If we want to understand FHE from a business perspective, consider the following scenario. Several insurance companies want to improve their fraud detection capabilities by looking for trends in accident claims. All companies would benefit from having access to each other’s data, but under the contemporary model of data security this is incredibly difficult to accomplish. None of these companies wants to share confidential information; besides clear regulatory restrictions on how customer information can be used, companies within a sector are frequently competing for the same customers and don’t want to expose data that the other firms could use to gain an advantage.
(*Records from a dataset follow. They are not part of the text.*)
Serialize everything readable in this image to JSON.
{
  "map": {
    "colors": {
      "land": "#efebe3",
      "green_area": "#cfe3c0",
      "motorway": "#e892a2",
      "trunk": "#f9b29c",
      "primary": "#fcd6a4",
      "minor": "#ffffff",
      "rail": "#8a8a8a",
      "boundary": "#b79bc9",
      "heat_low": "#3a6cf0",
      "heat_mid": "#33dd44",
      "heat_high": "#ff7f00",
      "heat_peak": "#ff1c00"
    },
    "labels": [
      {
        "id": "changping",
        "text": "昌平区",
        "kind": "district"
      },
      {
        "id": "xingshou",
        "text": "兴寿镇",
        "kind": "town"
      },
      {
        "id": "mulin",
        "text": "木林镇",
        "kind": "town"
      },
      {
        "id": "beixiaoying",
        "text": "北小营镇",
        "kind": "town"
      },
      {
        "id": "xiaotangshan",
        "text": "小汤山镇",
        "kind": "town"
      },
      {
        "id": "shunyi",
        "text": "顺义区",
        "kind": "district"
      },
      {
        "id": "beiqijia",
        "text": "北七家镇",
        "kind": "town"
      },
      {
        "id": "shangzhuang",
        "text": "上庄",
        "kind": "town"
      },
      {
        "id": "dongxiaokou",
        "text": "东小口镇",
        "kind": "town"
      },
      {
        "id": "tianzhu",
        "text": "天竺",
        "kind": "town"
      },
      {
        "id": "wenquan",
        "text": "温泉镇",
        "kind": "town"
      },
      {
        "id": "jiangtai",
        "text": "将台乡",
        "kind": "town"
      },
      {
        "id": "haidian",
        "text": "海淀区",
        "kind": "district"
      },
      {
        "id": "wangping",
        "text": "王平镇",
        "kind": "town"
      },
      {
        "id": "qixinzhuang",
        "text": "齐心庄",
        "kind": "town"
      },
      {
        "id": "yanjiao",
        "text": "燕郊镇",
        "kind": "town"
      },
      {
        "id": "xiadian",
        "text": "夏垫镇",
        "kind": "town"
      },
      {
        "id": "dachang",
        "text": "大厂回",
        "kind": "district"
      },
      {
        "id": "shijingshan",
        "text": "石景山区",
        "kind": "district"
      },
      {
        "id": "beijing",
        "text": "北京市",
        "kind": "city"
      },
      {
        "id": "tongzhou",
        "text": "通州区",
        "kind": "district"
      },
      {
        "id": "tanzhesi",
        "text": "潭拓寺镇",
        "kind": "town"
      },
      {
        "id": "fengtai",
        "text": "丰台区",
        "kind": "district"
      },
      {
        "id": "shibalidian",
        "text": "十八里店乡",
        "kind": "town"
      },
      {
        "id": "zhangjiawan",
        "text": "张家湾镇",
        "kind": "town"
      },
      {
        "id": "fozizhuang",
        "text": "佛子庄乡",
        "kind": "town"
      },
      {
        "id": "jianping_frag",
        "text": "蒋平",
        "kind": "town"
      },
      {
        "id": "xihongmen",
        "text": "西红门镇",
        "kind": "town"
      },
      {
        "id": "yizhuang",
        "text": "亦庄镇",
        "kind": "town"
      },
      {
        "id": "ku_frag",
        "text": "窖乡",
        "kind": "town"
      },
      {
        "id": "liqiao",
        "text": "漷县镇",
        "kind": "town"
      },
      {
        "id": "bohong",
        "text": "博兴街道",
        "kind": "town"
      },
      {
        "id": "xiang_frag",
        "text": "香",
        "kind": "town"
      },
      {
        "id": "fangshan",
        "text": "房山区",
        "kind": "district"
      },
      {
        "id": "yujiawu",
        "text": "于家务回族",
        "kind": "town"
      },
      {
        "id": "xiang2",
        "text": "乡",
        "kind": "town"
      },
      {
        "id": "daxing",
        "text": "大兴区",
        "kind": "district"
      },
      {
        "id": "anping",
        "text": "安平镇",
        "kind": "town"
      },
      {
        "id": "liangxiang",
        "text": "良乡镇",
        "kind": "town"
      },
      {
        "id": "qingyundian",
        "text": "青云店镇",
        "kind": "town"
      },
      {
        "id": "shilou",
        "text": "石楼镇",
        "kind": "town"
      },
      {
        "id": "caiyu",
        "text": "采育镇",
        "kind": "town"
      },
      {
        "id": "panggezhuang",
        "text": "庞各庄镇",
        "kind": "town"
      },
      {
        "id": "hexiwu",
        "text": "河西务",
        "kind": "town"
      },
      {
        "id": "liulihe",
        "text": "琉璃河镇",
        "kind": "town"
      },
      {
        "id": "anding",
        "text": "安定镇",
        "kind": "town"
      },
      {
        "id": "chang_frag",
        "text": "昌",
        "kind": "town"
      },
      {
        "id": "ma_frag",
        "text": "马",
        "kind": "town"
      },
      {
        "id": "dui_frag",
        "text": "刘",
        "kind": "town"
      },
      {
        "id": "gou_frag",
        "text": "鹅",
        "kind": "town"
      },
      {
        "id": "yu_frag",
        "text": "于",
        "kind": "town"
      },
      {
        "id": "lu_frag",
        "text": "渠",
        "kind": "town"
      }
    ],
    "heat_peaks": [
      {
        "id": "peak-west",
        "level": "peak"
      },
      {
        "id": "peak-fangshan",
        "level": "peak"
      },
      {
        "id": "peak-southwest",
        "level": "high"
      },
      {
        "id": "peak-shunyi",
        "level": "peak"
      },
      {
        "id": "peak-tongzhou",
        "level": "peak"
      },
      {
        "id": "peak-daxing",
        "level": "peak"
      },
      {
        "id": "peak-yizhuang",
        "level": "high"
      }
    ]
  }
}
FHE isn’t just a way of protecting information within organisations. By enabling blind computation, FHE allows information to be outsourced, shared and used while providing just as much protection as if it was held in a protected data silo. Under FHE, the insurance companies can securely merge their databases, perform statistical operations over the data, and collectively retrieve the output while protecting their own inputs.
Everyone benefits, yet data is never put at risk.
This scenario can be extended not just across industries that currently make extensive use of data, but to applications in which data is so sensitive that collaboration has previously been nearly impossible. From healthcare to finance, FHE will reshape the threat landscape in favour of data protection while offering entirely new avenues for service provision and data monetisation
The capabilities of FHE come at a cost. Computing with FHE involves working with data in a form that isn’t well suited to conventional hardware and is correspondingly much slower than working directly on unprotected data. In fact, right now FHE computing is approximately 1,000,000x slower than the alternative.
At Optalysys Ltd, we are overcoming this problem and unlocking the full capabilities of FHE. We are a UK company working exclusively on the development of a hardware-based accelerator specifically to address the computational demands of FHE.
Unlike conventional computing hardware, we use the properties of light to perform a critical mathematical function that makes up the bulk of the FHE computing workflow.
Through a combination of software and hardware improvements, we can vastly improve on the performance of FHE with the ultimate goal of enabling encrypted data to be processed at the same speed as unprotected information.